I recently started a job that involves interviewing people. At an orientation meeting, our supervisors played the new recruits a slideshow explaining how to set up and conduct interviews. At first, it was predictable advice: Remember to proofread e-mails, always confirm meeting times and locations, etc.
Then the presentation dove into a little too much detail: Six slides explaining how to make a basic phone call; extensive reminders to dress appropriately and “be aware of body language”; and an entire slide on “The Art of a Handshake” (reminding us to “avoid the death squeeze”). The slideshow’s author seemed to think our social skills were about on par with those of a pack of untamed muskrats.
I had a hunch that the slideshow’s author was painfully aware of her audience: UChicago kids. It struck me then that the UChicago archetype has morphed into something that’s not only negative, but also frequently wrong. Our school has embraced a stereotype of social ineptitude, and that stereotype completely misses the point of UChicago culture.
Every student knows some version of the stereotype: It’s the notion that UChicago students uniformly eschew social life to go study, that we spend too much time by ourselves to understand how eye contact works, that we are less assertive than the campus’s squirrels. And it dominates the way people think of UChicago, both within the University and outside it.
Of course, this stereotype didn’t appear out of thin air. It’s rooted in the fact that this school, more than virtually any other, encourages students to pursue what they love, especially if it’s wildly underappreciated elsewhere. Into Dungeons & Dragons? Contra dancing? The presidency of William Taft? At UChicago, that’s great. Our acceptance of the unusual attracts a lot of people.
But the social ineptitude aspect comes from the belief that every person is isolated in her passions, or that intense academics prevent us from interacting with other people. Neither is true. We play D&D in groups. We contra-dance as a community. We talk to each other about President Taft at parties. And we study chemistry in the Reg together.
In short, UChicago culture is not about being an antisocial nerd—it’s about pursuing what you love and finding others who love it too, even if that love happens to be weird or graceless. That’s why the stereotype misrepresents our student body’s true uniqueness.
Strangely, we students propagate the stereotype more than anyone. We hawk social ineptitude and self-absorbed geekiness on T-shirts and coffee mugs as our own personal brand. We mean it to be tongue-in-cheek, knowing that it’s not quite universal, but it sticks nonetheless. As a result, we sell our own zeal as aloof zaniness.
To be clear, I’m not claiming that every UChicago student possesses the charisma of Barack Obama and the social finesse of Princess Diana.

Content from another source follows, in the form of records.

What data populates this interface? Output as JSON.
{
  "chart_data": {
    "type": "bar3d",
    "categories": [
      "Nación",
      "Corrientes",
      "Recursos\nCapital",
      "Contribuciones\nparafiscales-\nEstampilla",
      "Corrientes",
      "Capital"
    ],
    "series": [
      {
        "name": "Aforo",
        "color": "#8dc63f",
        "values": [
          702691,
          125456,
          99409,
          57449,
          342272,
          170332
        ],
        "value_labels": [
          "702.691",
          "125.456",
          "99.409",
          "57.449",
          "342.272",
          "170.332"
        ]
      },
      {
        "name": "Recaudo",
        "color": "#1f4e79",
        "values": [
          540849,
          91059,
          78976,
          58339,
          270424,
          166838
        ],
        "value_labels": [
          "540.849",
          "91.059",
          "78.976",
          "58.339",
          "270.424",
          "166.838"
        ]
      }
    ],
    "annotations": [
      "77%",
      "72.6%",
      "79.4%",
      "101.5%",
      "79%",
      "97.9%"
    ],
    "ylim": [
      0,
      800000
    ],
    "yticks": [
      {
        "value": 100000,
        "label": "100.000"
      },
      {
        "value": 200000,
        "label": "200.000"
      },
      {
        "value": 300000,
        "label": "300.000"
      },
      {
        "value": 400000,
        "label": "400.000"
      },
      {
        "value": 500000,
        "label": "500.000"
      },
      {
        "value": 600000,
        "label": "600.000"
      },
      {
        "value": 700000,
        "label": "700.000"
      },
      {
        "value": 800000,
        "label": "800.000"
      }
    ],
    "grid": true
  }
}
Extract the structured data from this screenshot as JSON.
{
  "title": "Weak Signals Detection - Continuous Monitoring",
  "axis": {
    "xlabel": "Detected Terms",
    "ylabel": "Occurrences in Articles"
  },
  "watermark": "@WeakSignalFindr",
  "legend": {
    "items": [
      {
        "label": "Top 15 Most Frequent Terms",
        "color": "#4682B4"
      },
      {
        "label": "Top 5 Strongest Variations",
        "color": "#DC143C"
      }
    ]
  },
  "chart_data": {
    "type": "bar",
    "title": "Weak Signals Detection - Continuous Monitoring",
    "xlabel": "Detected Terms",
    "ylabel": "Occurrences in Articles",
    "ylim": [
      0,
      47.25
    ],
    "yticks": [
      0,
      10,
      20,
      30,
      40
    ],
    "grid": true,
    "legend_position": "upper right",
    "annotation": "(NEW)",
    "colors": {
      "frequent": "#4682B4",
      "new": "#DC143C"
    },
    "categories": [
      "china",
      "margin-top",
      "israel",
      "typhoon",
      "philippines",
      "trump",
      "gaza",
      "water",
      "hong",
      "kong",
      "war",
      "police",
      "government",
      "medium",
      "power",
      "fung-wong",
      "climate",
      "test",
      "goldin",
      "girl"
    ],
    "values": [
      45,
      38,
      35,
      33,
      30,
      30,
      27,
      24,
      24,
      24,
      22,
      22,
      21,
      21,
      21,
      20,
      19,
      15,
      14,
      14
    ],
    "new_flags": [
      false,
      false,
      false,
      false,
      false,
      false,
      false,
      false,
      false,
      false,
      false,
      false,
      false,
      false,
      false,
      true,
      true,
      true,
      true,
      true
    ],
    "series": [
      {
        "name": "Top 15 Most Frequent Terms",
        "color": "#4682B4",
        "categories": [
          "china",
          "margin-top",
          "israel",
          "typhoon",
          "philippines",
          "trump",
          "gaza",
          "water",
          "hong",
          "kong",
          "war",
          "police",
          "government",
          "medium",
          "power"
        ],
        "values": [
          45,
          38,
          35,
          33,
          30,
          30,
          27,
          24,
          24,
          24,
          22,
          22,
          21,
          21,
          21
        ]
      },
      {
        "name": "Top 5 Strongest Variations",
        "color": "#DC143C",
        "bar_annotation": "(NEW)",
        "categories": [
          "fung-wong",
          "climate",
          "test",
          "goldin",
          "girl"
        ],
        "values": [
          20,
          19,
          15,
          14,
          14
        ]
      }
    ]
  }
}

Some of my fellow interviewers probably appreciated the exposition on phone calls and handshakes. Many on this campus are legitimately not equipped for social situations—but many others are.
Either way, we’re focusing on secondary characteristics. Neither social skills nor a lack thereof gets to the core of what makes UChicago so UChicago-y. Individual passion is what sets our college culture apart, and what makes our campus such an interesting place to be.
Some might think that the stakes aren’t very high. After all, when push comes to shove, won’t a student’s personality speak for itself? If I’m awkward, I’ll come off as awkward. So why does the antisocial stigma really matter?
I think the real danger is when we start to project the stereotype on ourselves—when we decide not to make eye contact with someone we’ve met before and justify it as “UChicago rubbing off” on us. Because it’s not. Social situations make everyone uncomfortable sometimes, and maybe this campus does put us at a disadvantage in the social arena. But aloofness shouldn’t be an inescapable characteristic by which we define our own personalities.
In some ways, we’re breaking out of this pigeonhole. The blog Hyde Park Romances is a great example, reflecting our strange and fascinating spectrum of relationships. It presents our social interactions as we experience them—hit or miss, happy or sad, awkward or charming. It flaunts our idiosyncrasies honestly rather than reductively.
And that’s far better than the tired stereotype. After all, the UChicago brand shouldn’t tell us that we’re socially inept, isolated, or anything; it should reflect the passion and individuality that each of us brings to campus.
Jake Smith is a fourth-year in the College majoring in political science.